Peg Lautenschlager's work informs current Great Lakes water debate

I want to salute former Wisconsin Attorney General Peg Lautenschlager who sadly passed away yesterday by posting this link to one of her opinions brimming with relevance and scholarship.
Peg Lautenschlager Headshot.jpg
As Wisconsin contemplates granting the City of Racine a diversion of Great Lakes water to supply the Foxconn project with the bulk of a requested seven million gallons from Lake Michigan daily, I suggest you her 2007 opinion and analysis of Great Lakes water management, goals and diversions - - an opinion not widely reported by media or widely distributed at the time.

Lautenschlager's opinion was released before the Great Lakes Compact now in force won its approvals in 2008.

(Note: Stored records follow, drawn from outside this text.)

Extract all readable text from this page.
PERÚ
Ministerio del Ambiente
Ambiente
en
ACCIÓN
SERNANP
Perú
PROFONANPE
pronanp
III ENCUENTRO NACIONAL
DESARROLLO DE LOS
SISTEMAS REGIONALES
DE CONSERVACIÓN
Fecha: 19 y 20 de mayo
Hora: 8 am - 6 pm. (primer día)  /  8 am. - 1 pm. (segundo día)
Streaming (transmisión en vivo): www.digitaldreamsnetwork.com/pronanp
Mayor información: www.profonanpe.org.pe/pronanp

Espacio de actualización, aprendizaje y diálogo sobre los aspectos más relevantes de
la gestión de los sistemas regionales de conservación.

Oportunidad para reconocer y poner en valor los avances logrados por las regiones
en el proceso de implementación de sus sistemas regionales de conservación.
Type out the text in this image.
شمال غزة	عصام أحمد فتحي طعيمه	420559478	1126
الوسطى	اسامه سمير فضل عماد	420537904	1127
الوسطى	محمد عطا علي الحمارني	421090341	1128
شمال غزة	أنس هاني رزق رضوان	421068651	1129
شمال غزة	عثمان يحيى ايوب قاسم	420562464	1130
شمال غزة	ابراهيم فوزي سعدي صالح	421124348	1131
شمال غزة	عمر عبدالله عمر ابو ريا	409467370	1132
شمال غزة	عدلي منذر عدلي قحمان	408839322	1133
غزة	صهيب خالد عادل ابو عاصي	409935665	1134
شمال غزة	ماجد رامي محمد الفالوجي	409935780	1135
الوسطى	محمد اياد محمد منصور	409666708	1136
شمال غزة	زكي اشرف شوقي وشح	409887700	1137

And while the Compact and agreements in force at the time Lautenschlager wrote her opinion have some dissimilarities, her documentation of the development of US-Canada agreements managing the Great Lakes which the two countries share - - and especially her supporting scholarship about the importance of water conservation and the Public Trust Doctrine which predate the Compact and protect the people's fundamental rights to water - - are powerfully instructional and relevant right now because Wisconsin in the Scott Walker/Attorney General Brad Schimel era has been debasing the Public Trust Doctrine and the value of water conservation while pursuing yet another controversial Lake Michigan diversion, this time for Foxconn.

It is huge loss for Wisconsin that Peg Lautenschlager is gone at the far-too-young-age of 62, but we are fortunate that she left us a rich, publicly-spirited legacy, of which this opinion is but a sample.